The Blood Red Moon During Maximum Totality
A marvelous apparition of a blood-colored or deep red Moon stunned a lot of Philippine sky viewers during the Total Lunar Eclipse last June 16, 2011. The totality time lasted for about 1 hour and 40 minutes.
At the time of the totality – when the Moon passes through the Earth’s umbral shadow – the entire disk of the Moon turns vibrant red. The Earth’s atmosphere which acts like a filtered lens bends red sunlight into our planet’s shadow and scatters out blue light. It’s the same reason why sunrises and sunsets appear reddish. If Earth had no atmosphere, its shadow would be pitch black and the eclipsed moon would be invisible.
According to some astronomers, this eclipse was the darkest lunar eclipse in almost 100 years because the centers of the sun, the earth and the moon were nearly be on one straight line.
I’m still editing the other eclipse photos.
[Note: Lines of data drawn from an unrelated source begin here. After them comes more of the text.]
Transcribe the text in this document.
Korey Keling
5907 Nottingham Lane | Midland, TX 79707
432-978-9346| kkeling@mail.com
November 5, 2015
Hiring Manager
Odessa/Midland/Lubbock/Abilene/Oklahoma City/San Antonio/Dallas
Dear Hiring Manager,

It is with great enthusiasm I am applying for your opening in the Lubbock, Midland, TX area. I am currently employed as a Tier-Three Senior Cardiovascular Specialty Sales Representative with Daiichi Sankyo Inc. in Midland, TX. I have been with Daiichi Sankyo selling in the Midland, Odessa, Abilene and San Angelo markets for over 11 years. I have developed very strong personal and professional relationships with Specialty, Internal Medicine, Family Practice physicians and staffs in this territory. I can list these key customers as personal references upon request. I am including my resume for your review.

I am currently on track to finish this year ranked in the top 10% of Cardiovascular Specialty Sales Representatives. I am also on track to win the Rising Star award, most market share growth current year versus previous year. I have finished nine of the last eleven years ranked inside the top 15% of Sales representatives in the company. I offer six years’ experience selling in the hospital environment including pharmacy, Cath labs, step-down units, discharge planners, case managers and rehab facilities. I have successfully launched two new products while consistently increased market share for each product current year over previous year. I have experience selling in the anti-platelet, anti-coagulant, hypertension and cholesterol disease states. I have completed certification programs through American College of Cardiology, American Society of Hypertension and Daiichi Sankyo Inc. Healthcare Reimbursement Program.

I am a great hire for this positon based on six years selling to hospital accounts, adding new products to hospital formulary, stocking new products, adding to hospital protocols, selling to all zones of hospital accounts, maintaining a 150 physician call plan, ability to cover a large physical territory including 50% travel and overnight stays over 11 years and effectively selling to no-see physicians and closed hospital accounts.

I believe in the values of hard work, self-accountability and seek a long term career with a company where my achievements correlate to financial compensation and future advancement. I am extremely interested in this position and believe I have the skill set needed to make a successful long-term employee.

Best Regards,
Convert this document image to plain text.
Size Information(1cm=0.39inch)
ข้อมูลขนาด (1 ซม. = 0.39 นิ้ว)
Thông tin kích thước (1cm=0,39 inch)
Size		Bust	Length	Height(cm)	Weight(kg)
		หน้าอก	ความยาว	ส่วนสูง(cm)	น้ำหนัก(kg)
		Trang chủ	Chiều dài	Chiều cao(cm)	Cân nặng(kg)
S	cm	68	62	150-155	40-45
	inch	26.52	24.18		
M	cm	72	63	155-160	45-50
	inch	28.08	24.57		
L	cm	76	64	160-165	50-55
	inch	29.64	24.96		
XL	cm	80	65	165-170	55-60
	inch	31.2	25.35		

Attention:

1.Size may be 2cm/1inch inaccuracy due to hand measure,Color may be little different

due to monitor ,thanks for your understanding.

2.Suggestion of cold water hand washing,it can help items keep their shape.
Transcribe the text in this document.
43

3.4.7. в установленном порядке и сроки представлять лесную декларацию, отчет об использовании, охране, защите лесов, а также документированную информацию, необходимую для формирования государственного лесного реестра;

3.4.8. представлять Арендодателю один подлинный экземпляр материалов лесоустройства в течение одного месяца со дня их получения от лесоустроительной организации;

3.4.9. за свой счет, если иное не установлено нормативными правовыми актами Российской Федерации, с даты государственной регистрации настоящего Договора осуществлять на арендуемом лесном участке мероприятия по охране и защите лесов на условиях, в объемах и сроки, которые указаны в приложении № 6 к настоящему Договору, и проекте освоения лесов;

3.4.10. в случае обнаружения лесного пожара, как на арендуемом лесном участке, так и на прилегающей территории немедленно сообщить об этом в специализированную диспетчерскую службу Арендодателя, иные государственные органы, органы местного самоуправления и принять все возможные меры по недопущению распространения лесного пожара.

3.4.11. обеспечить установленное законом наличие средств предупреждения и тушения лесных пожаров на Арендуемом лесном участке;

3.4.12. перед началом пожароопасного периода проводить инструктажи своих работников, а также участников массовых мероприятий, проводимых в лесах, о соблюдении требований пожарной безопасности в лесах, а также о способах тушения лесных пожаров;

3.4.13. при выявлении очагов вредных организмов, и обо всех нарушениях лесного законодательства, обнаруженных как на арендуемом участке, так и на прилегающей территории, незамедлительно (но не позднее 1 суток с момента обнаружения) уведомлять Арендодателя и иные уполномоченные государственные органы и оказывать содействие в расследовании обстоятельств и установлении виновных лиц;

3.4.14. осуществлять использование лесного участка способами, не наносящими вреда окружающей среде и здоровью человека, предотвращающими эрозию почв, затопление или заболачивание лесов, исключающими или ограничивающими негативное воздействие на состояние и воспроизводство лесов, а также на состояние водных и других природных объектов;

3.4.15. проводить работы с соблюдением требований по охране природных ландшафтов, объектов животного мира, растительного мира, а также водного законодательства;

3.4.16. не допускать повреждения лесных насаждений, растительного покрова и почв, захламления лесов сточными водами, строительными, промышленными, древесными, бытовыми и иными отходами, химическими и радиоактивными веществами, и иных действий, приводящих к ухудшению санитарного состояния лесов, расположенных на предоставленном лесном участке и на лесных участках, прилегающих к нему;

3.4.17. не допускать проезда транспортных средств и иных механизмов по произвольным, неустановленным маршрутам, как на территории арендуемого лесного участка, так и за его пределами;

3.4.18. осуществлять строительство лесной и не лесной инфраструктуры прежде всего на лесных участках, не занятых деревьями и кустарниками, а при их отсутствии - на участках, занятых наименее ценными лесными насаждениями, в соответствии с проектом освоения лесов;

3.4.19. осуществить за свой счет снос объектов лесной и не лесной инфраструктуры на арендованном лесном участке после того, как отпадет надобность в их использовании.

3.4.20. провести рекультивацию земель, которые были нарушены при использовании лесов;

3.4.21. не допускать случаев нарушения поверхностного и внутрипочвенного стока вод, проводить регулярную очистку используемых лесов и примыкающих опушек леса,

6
Will post the rest of them including my observation report soon. 🙂
This photo was taken from the very nice Seven Suites Hotel Observatory in Antipolo.
Camera used was Nikon D3000 (48mm, f/5.6, 30-sec exp. at ISO 200)
* * * *
A Tip on Lunar Photography:
As you can observe, the image was a bit out-of-focused. I had a hard time focusing on the Moon as subject during that time because I didn’t have a good telephoto lens that could’ve made the Moon appear clearer and larger. Telephoto lenses are well-designed for photographing distant subjects like the Moon. However, those are very expensive. Wide angle lenses used in landscape photography such as this makes the moon look even smaller than how you had visualized it in the scene.